Angelo Calvisi utilizza un’interessante scansione temporale per raccontarci la vita di Paolo lasciando nell’ombra ampie porzioni della vita del protagonista. Credo che risieda in questo punto il carattere di questo libro. Calvisi non è un voyeur che osserva morboso l’evolversi dei suoi personaggi, non gli sta con il fiato sul collo. Calvisi, soprattutto, non ci costringe ad accompagnare passo passo Paolo e gli altri. Nei salti tra un capitolo e l’altro passano interi lustri, devastazioni, cambiamenti, frane, arcobaleni e di nuovo buche profonde. Ci chiediamo cosa diavolo debba essere successo a Paolo per renderlo il personaggio crepato che è. Le risposte sono più o meno tutte nel primo capitolo, l’adolescenza. Si torna sempre lì.

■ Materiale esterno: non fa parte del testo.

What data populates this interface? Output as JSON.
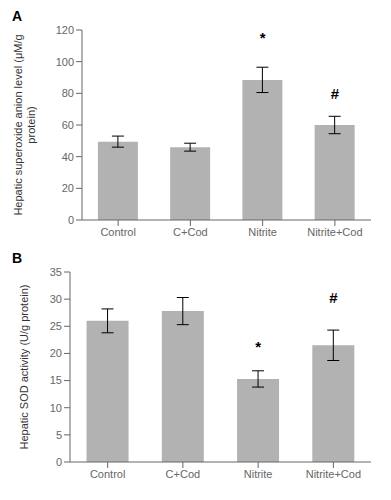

La scrittura di Calvisi è fresca, proprio come la casa editrice, è un po’ pop, ma anche elettronica. Il libro scorre veloce, come un bell’album d’autore. Di quella musica scritta bene, per arrivare dentro e non per ipnotizzare le folle con testi e musiche orecchiabili. Calvisi non è costretto a raccontare tutto per confezionare una storia che abbia senso, lavora sul non detto per concentrare tutta la sua attenzione su quei fatti che a volte riteniamo secondare e che invece segnano un’esistenza.
Forse dovreste tenere sott’occhio anche voi Casasirio. Insomma, hanno una collana che si chiama “Morti&stramorti”!